There is a growing concern throughout Nigeria regarding a potential surge in the price of petrol, commonly known as PMS. This fuel is a primary source for transportation and various business activities powered by generators across the country,Daily Trust report.
The increase in petrol costs, following the removal of subsidies by President Bola Ahmed Tinubu in his inaugural speech on May 29, 2023, has exacerbated the living cost crisis in Nigeria.
The average per-liter pump price in Lagos stands at N610, while it reaches N660 in Abuja and neighboring states in the North Central geopolitical zone. In North West states like Kano, Sokoto, Zamfara, and Jigawa, petrol is being sold for up to N700 per liter.
Importers have halted their operations, with independent marketers who began importing fuel about four months ago citing unprofitability at the current landing cost. This situation has sparked fears of a potential price increase. The anticipated hike is largely driven by the escalating cost of crude oil in the international market, the devaluation of the naira against the dollar, and the high distribution costs within Nigeria.

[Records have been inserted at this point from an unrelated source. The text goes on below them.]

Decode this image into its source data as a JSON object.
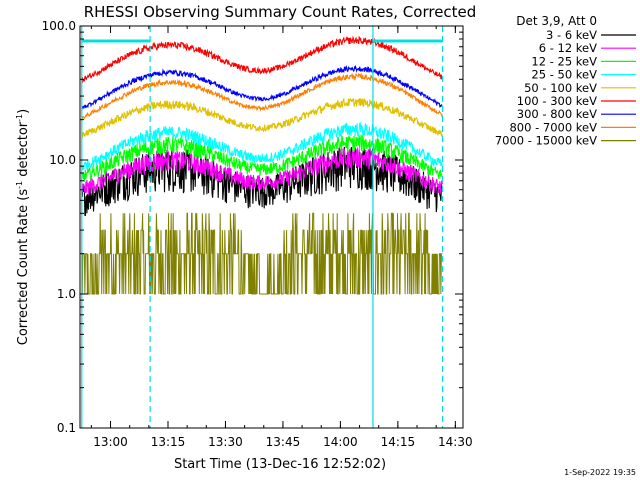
{
  "chart_data": {
    "type": "line",
    "title": "RHESSI Observing Summary Count Rates, Corrected",
    "xlabel": "Start Time (13-Dec-16 12:52:02)",
    "ylabel": "Corrected Count Rate (s",
    "ylabel_sup1": "-1",
    "ylabel_mid": " detector",
    "ylabel_sup2": "-1",
    "ylabel_end": ")",
    "yscale": "log",
    "ylim": [
      0.1,
      100.0
    ],
    "xlim": [
      "12:52:02",
      "14:32:00"
    ],
    "x_ticks": [
      "13:00",
      "13:15",
      "13:30",
      "13:45",
      "14:00",
      "14:15",
      "14:30"
    ],
    "y_ticks": [
      "0.1",
      "1.0",
      "10.0",
      "100.0"
    ],
    "legend_header": "Det 3,9, Att 0",
    "legend_position": "right",
    "date_stamp": "1-Sep-2022 19:35",
    "night_boundaries": [
      "12:52:30",
      "14:08:30"
    ],
    "saa_boundaries": [
      "13:10:20",
      "14:26:40"
    ],
    "series": [
      {
        "name": "3 - 6 keV",
        "color": "#000000",
        "night_level": 4.2,
        "peak": [
          9.0,
          9.5
        ],
        "noise": 0.25
      },
      {
        "name": "6 - 12 keV",
        "color": "#ff00ff",
        "night_level": 5.0,
        "peak": [
          10.0,
          10.5
        ],
        "noise": 0.12
      },
      {
        "name": "12 - 25 keV",
        "color": "#00ff00",
        "night_level": 6.0,
        "peak": [
          13.0,
          13.5
        ],
        "noise": 0.1
      },
      {
        "name": "25 - 50 keV",
        "color": "#00ffff",
        "night_level": 7.0,
        "peak": [
          16.0,
          17.0
        ],
        "noise": 0.08
      },
      {
        "name": "50 - 100 keV",
        "color": "#e0c000",
        "night_level": 12.5,
        "peak": [
          26.0,
          27.0
        ],
        "noise": 0.05
      },
      {
        "name": "100 - 300 keV",
        "color": "#ff0000",
        "night_level": 31.0,
        "peak": [
          72.0,
          78.0
        ],
        "noise": 0.04
      },
      {
        "name": "300 - 800 keV",
        "color": "#0000ff",
        "night_level": 19.0,
        "peak": [
          45.0,
          48.0
        ],
        "noise": 0.03
      },
      {
        "name": "800 - 7000 keV",
        "color": "#ff8000",
        "night_level": 16.0,
        "peak": [
          38.0,
          42.0
        ],
        "noise": 0.03
      },
      {
        "name": "7000 - 15000 keV",
        "color": "#808000",
        "night_level": 1.0,
        "peak": [
          3.0,
          3.0
        ],
        "noise": 0.0
      }
    ]
  }
}
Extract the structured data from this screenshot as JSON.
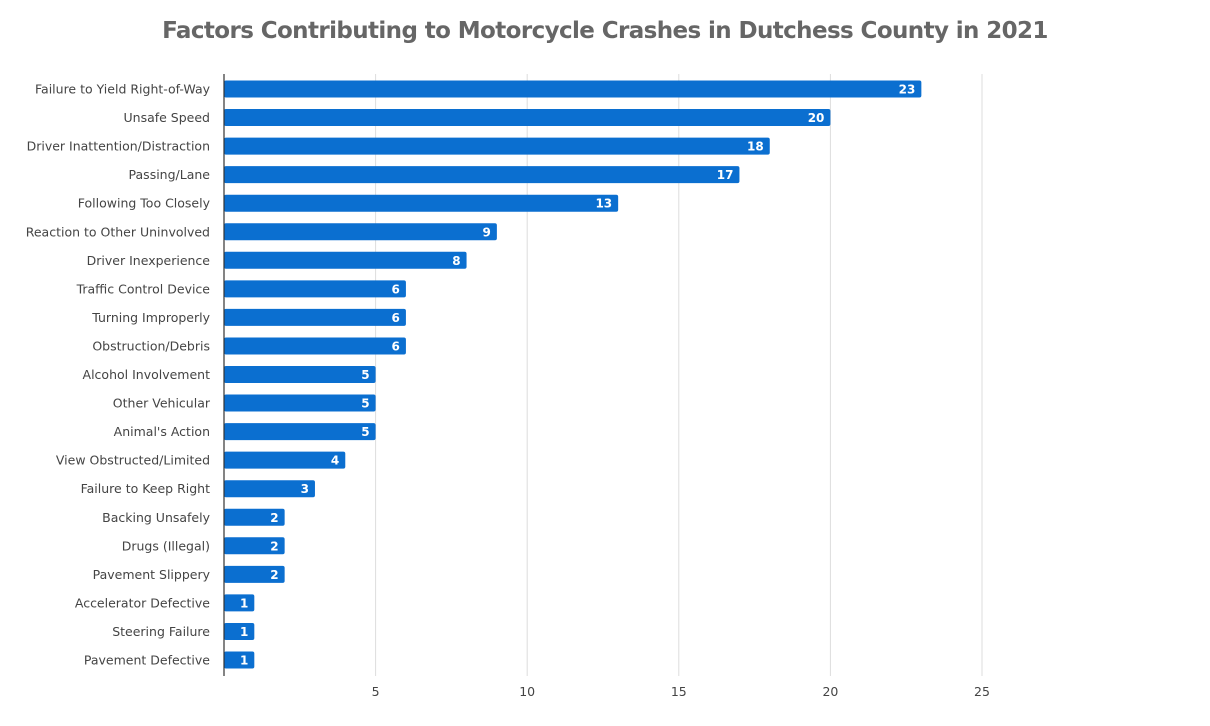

The Public Relations Officer of the Independent Petroleum Marketers Association of Nigeria (IPMAN), Mr. Ukadike Chinedu, stated, “So, if you consider the cost of diesel, the dollar, and other international factors, the price of petrol in Nigeria should be around N1,200/liter, but the government is subsidizing it, which, to an extent, is understandable.”
Contrary to these concerns, the Nigerian National Petroleum Company (NNPC) Limited, which was the sole importer of products, has stated that there is no imminent increase in petrol prices. The NNPC urges Nigerians to avoid panic buying, emphasizing the “ample availability of PMS across the country.”
As of the latest update, there are no indications that the NNPC’s assurances have alleviated apprehensions about a potential price hike. Reports suggest a clash between the NNPCL and IPMAN over the removal of the petrol subsidy.
Daily Trust, in an exclusive report published on September 21, 2023, revealed the return of the subsidy regime despite President Tinubu’s earlier statement that “subsidy is gone.” While there were initial denials within government circles, stakeholders like the Petroleum and Natural Gas Senior Staff Association of Nigeria (PENGASSAN) confirmed the return of the subsidy.
PENGASSAN’s National President, Festus Osifo, asserted on October 6 that the Nigerian government had reinstated the subsidy on petrol, notwithstanding the official policy of ending the subsidy regime. In response, the NNPCL maintained that there is no subsidy and that they recover their full costs from the products they import. The situation remains unresolved, with ongoing uncertainties surrounding the petrol price.